Brian had taken a job as the director of the performing arts center in Carmel, and they moved out to Carmel Valley, along with Brian’s son, Ryan. It was a radical change of life for Beth – her first home outside of New England, removal from the arts world where she’d spent her whole career, and raising a son through a high-intensity adolescence. Beth switched gears professionally, and entered the world of textbook publishing, where she is now a VP and editor-in-chief for biological and environmental science at Pearson. (All of her old friends find this astounding for a music and English major, someone whom the College Board wanted to study, as the spread between her verbal and math SAT scores was amongst the highest they’d ever recorded.)

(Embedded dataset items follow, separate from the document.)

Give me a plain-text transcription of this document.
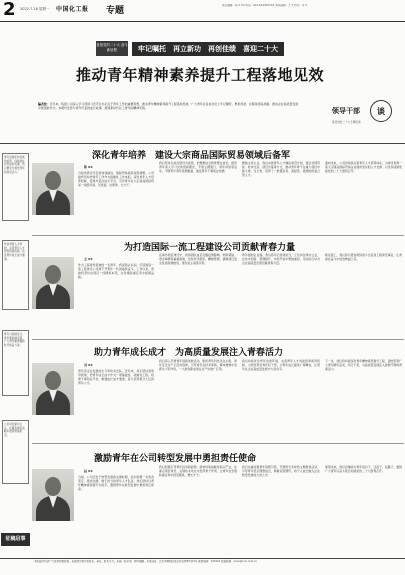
2 2022.7.18 星期一 中国化工报 专题
责任编辑：陈 X XX 电话：010-64440XXXX 美术编辑：王 X 校对：李 X
喜迎党的二十大 奋斗新征程	牢记嘱托　再立新功　再创佳绩　喜迎二十大
推动青年精神素养提升工程落地见效
编者按：近年来，集团公司深入学习贯彻习近平总书记关于青年工作的重要思想，推动青年精神素养提升工程落地见效，广大青年在各自岗位上牢记嘱托、勇担使命，在服务国家战略、推动企业高质量发展中展现新作为。本期刊发部分青年代表的成长故事，展现新时代化工青年的精神风貌。	领导干部	谈
喜迎党的二十大专题报道
青年是国家和民族的希望，创新是社会进步的灵魂，我们要充分激发青年的创造活力。
坚持党管人才原则，完善青年人才培养选拔机制，拓宽青年成长成才通道。
青年兴则国家兴，青年强则国家强，广大青年要勇做新时代的奋斗者。
立足岗位建功立业，在服务国家战略中展现青春担当。
征稿启事
深化青年培养　建设大宗商品国际贸易领域后备军
陈 XX
当前世界百年变局加速演进，国际贸易格局深刻调整。公司始终坚持把青年工作作为战略性工作来抓，深化青年人才培养机制，搭建多层次成长平台，引导青年在大宗商品国际贸易一线经风雨、见世面、壮筋骨、长才干。
我们坚持以政治建设为统领，把理想信念教育摆在首位，组织青年深入学习党的创新理论，开展主题团日、青年讲堂等活动，不断筑牢青年思想根基，激发青年干事创业热情。
聚焦主责主业，我们实施青年人才梯队建设计划，通过导师带徒、轮岗交流、项目历练等方式，推动青年骨干在重大项目中挑大梁、当主角，培养了一批懂业务、善经营、通规则的复合型人才。
面向未来，公司将持续完善青年人才培养体系，为建设世界一流大宗商品国际贸易企业提供坚实的人才支撑，以优异成绩迎接党的二十大胜利召开。
为打造国际一流工程建设公司贡献青春力量
王 XX
作为工程建设领域的一名青年，我深刻认识到，打造国际一流工程建设公司离不开青年一代的接续奋斗。工作以来，我始终坚持在项目一线锤炼本领，在急难险重任务中砥砺品格。
在海外项目建设中，我和团队成员克服疫情影响、物资紧缺、语言障碍等重重困难，坚持科学组织、精细管理，确保项目安全优质高效推进，得到业主高度评价。
青年强则企业强。我们将牢记使命担当，立足岗位建功立业，在技术创新、管理提升、市场开拓中勇挑重担，用实际行动为企业高质量发展贡献青春力量。
新征程上，我们将以更加昂扬的斗志投身工程建设事业，让青春在奋斗中绽放绚丽之花。
助力青年成长成才　为高质量发展注入青春活力
刘 XX
青年是企业发展的生力军和突击队。近年来，我们坚持党建带团建，把青年成长成才作为一项基础性、战略性工程，搭建干事创业平台，畅通成长成才通道，着力培养堪当大任的青年人才。
我们深入开展青年创新创效活动，组织青年科技攻关小组、青年安全生产示范岗创建，引导青年在技术革新、降本增效中发挥生力军作用，一大批创新成果在生产中推广应用。
我们持续优化青年发展环境，完善青年人才选拔培养使用机制，大胆选用优秀年轻干部，为青年成长提供广阔舞台，让青年在企业高质量发展中大显身手。
下一步，我们将持续深化青年精神素养提升工程，团结带领广大青年踔厉奋发、笃行不怠，为高质量发展注入源源不断的青春活力。
激励青年在公司转型发展中勇担责任使命
赵 XX
当前，公司正处于转型发展的关键时期，迫切需要一支政治坚定、素质过硬、敢于担当的青年人才队伍。我们坚持以青年精神素养提升为抓手，激励青年在转型发展中勇担责任使命。
我们积极引导青年投身新能源、新材料等战略性新兴产业，在重点项目建设、关键技术攻关中发挥骨干作用，让青年在急难险重任务中经受锻炼、增长才干。
我们注重加强青年思想引领，开展形式多样的主题教育活动，引导青年坚定理想信念，厚植家国情怀，将个人成长融入企业转型发展的大局之中。
展望未来，我们将继续为青年搭台子、压担子、指路子，激励广大青年以奋斗姿态迎接党的二十大胜利召开。
本版稿件欢迎广大读者积极投稿，来稿请注明作者姓名、单位、联系方式。来稿一经采用，即付稿酬。本报地址：北京市朝阳区亚运村安慧里X区X号 邮政编码：100101 投稿邮箱：xxxx@ccin.com.cn
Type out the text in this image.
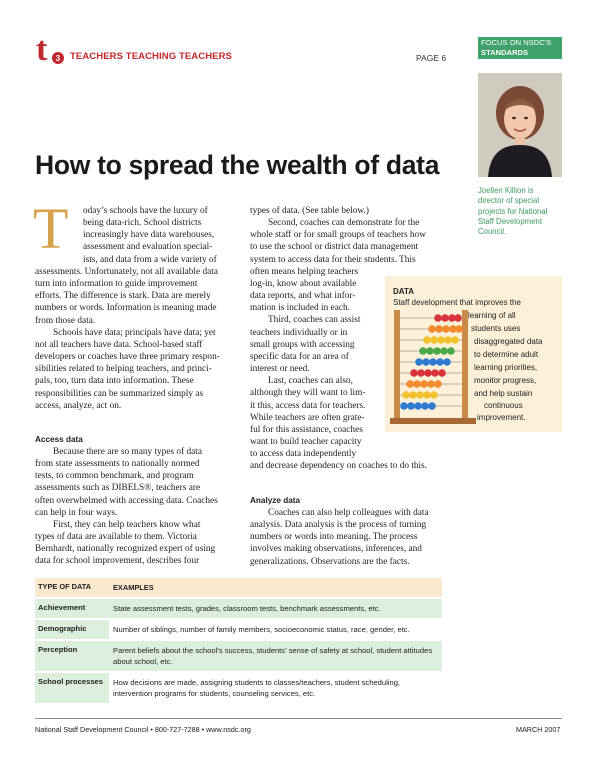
t 3 TEACHERS TEACHING TEACHERS	PAGE 6
FOCUS ON NSDC'S
STANDARDS
Joellen Killion is
director of special
projects for National
Staff Development
Council.
How to spread the wealth of data
T oday’s schools have the luxury of
being data-rich. School districts
increasingly have data warehouses,
assessment and evaluation special-
ists, and data from a wide variety of
assessments. Unfortunately, not all available data
turn into information to guide improvement
efforts. The difference is stark. Data are merely
numbers or words. Information is meaning made
from those data.
Schools have data; principals have data; yet
not all teachers have data. School-based staff
developers or coaches have three primary respon-
sibilities related to helping teachers, and princi-
pals, too, turn data into information. These
responsibilities can be summarized simply as
access, analyze, act on.
Access data
Because there are so many types of data
from state assessments to nationally normed
tests, to common benchmark, and program
assessments such as DIBELS®, teachers are
often overwhelmed with accessing data. Coaches
can help in four ways.
First, they can help teachers know what
types of data are available to them. Victoria
Bernhardt, nationally recognized expert of using
data for school improvement, describes four
types of data. (See table below.)
Second, coaches can demonstrate for the
whole staff or for small groups of teachers how
to use the school or district data management
system to access data for their students. This
often means helping teachers
log-in, know about available
data reports, and what infor-
mation is included in each.
Third, coaches can assist
teachers individually or in
small groups with accessing
specific data for an area of
interest or need.
Last, coaches can also,
although they will want to lim-
it this, access data for teachers.
While teachers are often grate-
ful for this assistance, coaches
want to build teacher capacity
to access data independently
and decrease dependency on coaches to do this.
Analyze data
Coaches can also help colleagues with data
analysis. Data analysis is the process of turning
numbers or words into meaning. The process
involves making observations, inferences, and
generalizations. Observations are the facts.
DATA
Staff development that improves the
learning of all
students uses
disaggregated data
to determine adult
learning priorities,
monitor progress,
and help sustain
continuous
improvement.
TYPE OF DATA	EXAMPLES
Achievement	State assessment tests, grades, classroom tests, benchmark assessments, etc.
Demographic	Number of siblings, number of family members, socioeconomic status, race, gender, etc.
Perception	Parent beliefs about the school’s success, students’ sense of safety at school, student attitudes about school, etc.
School processes	How decisions are made, assigning students to classes/teachers, student scheduling, intervention programs for students, counseling services, etc.
National Staff Development Council • 800-727-7288 • www.nsdc.org	MARCH 2007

Brian retired about eight years ago, and Beth splits her time between working in the San Francisco office (and a small apartment in the Marina), and her home office in the backyard of their house in Carmel Valley. The house is spectacular – everything an iconic California house should be (even if the driveway did present the most extreme trailer-backing challenge of the trip, with an S-curve overlaid on two compound diagonal slopes with a gate in the middle).
It is built of concrete block, wood and glass, designed by Mark Mills, an employee of FL Wright’s who moved to Carmel to superintend the construction of the famous FLW house on the water, and then stayed on to start his own career. The detailing, materials, spaces, sequences and views out to the oak savannah hillside are amazing. Even more amazing is what Brian and Beth have done to restore it – when they bought it, there was wall-to-wall carpeting on the concrete slab floors, and three levels of window treatments obscuring the views. I am an incredible stickler when it comes to design decisions and workmanship in a project like this, but the work, which Brian has largely done himself, is sympathetic to the original design and impeccable. One bathroom, which Brian gut-remodeled with stone and a large skylight, beats out the campground in Apalachicola for our award for the most beautiful bathroom of the trip.

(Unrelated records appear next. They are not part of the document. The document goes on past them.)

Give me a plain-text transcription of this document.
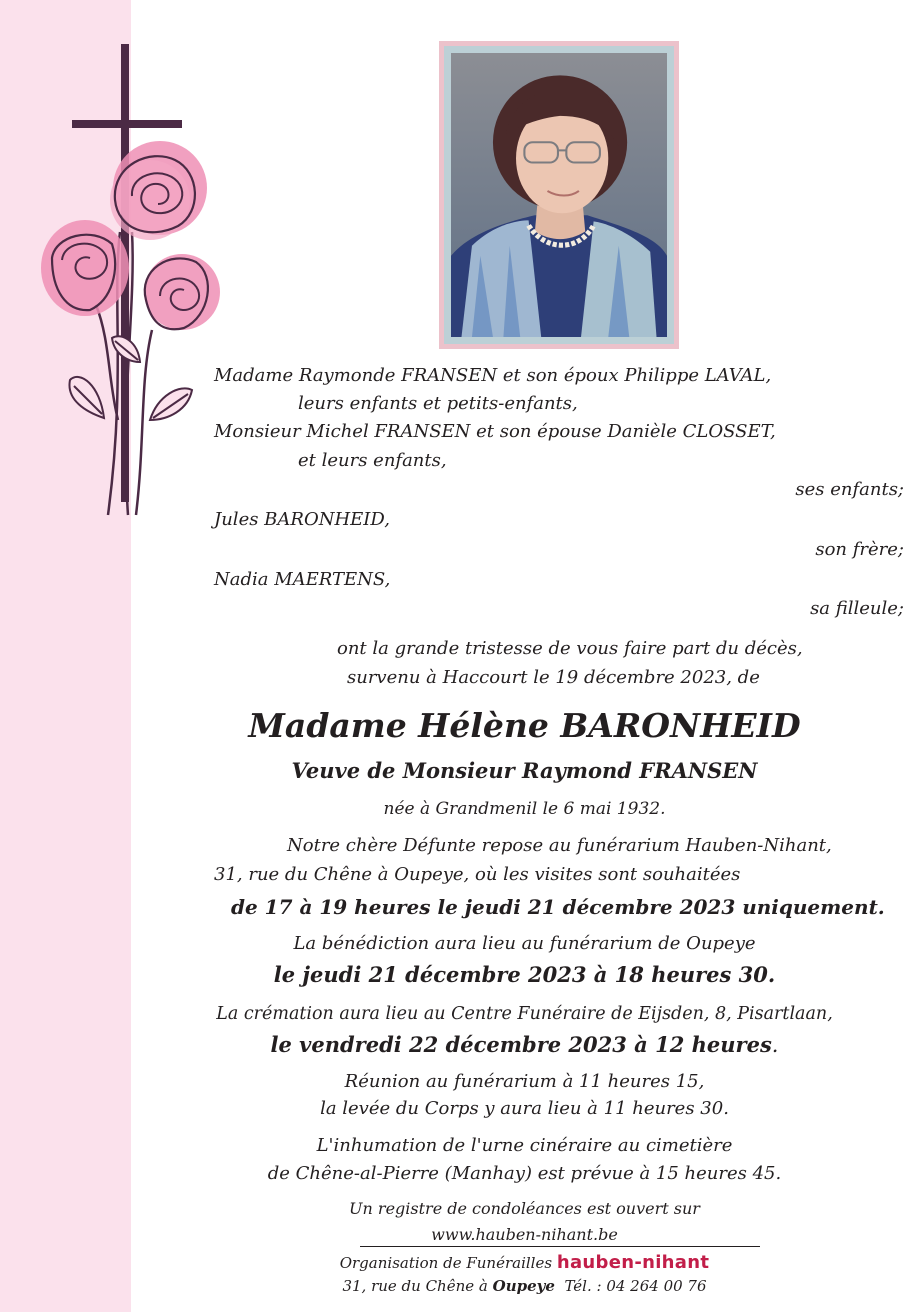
Madame Raymonde FRANSEN et son époux Philippe LAVAL,
leurs enfants et petits-enfants,
Monsieur Michel FRANSEN et son épouse Danièle CLOSSET,
et leurs enfants,
ses enfants;
Jules BARONHEID,
son frère;
Nadia MAERTENS,
sa filleule;
ont la grande tristesse de vous faire part du décès,
survenu à Haccourt le 19 décembre 2023, de
Madame Hélène BARONHEID
Veuve de Monsieur Raymond FRANSEN
née à Grandmenil le 6 mai 1932.
Notre chère Défunte repose au funérarium Hauben-Nihant,
31, rue du Chêne à Oupeye, où les visites sont souhaitées
de 17 à 19 heures le jeudi 21 décembre 2023 uniquement.
La bénédiction aura lieu au funérarium de Oupeye
le jeudi 21 décembre 2023 à 18 heures 30.
La crémation aura lieu au Centre Funéraire de Eijsden, 8, Pisartlaan,
le vendredi 22 décembre 2023 à 12 heures.
Réunion au funérarium à 11 heures 15,
la levée du Corps y aura lieu à 11 heures 30.
L'inhumation de l'urne cinéraire au cimetière
de Chêne-al-Pierre (Manhay) est prévue à 15 heures 45.
Un registre de condoléances est ouvert sur
www.hauben-nihant.be
Organisation de Funérailles hauben-nihant
31, rue du Chêne à Oupeye Tél. : 04 264 00 76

We had a wonderful time staying with Beth and Brian, in a beautiful environment where we felt at home and very comfortable, after months mainly spent in a tiny trailer. There were a few long, talk-filled dinners, including one where they had invited their lovely friends Kate and Richard, who had heard about our trip and wanted to meet us. It was great to see how good their life is, with a happy marriage and interesting careers, in a beautiful place surrounded by friends.

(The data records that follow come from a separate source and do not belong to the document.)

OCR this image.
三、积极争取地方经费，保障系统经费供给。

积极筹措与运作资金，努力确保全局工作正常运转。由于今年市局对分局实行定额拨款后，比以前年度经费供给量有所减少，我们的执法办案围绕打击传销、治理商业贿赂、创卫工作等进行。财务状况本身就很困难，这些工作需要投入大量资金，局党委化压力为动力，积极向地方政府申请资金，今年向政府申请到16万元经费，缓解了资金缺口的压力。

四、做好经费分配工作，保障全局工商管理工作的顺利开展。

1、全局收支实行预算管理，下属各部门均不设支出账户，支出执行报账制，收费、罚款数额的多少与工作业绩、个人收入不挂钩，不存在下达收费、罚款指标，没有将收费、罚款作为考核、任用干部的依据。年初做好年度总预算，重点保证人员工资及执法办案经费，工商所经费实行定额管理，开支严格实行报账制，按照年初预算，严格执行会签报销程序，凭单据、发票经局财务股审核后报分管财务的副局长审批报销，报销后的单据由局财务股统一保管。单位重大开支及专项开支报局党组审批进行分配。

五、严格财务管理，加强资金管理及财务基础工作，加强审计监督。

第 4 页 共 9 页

Brian didn’t know whether Greta had heard about our past history, so he was planning on being circumspect, until Beth told him it was okay. Beth and Brian now have two granddaughters, so they are well-attuned to teenage girls, and they and Greta hit it off instantly. As has happened before on this trip, I was pleased to see Greta make a good impression and acquire another surrogate aunt and uncle. For myself, it was wonderful to reconnect in a friendship with Beth that has lasted over half of our lives, and to spend enough time with Brian to figure out that we are now friends too.